Related: As Unions Lose More Members, Dems See Setbacks
In Chattanooga, it wasn’t enough. Americans’ view of Big Labor, though somewhat more positive than at the trough of the recession, has not recovered from the collapse of the Detroit automakers in 2009. When the government stepped in with $80 billion to bail out GM and Chrysler, Americans learned the inconvenient truth – that unions had rendered US manufacturers uncompetitive. We learned that GM was paying workers more than $70 per hour including benefits, compared to $48 at Toyota’s U.S. plants and the average private sector wage of $25.
The impact of the Detroit bailout was profound in part because the giveaways to the UAW at the time were shocking. Then, Detroit declared bankruptcy. It doesn’t take much imagination to lay the demise of that once-proud city at least partly at the door of the UAW. Folks in Chattanooga hope their city’s future is brighter, and today it is.
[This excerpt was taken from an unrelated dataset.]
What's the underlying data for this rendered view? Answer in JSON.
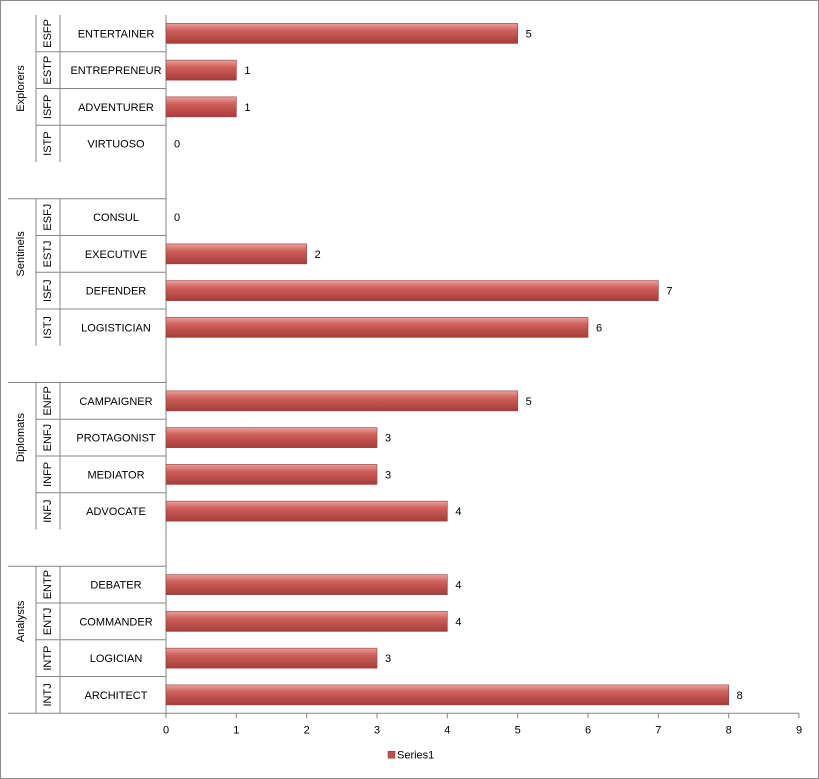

If employers are smart, they will encourage the kind of dialog and collaboration promised by worker councils, and figure out a way to get around any legal impediments. Such communication can only be positive. Management can learn a lot from workers, and vice versa. But, they don’t need stifling union work rules to make it happen. The VW workers in Chattanooga intelligently sent that message loud and clear.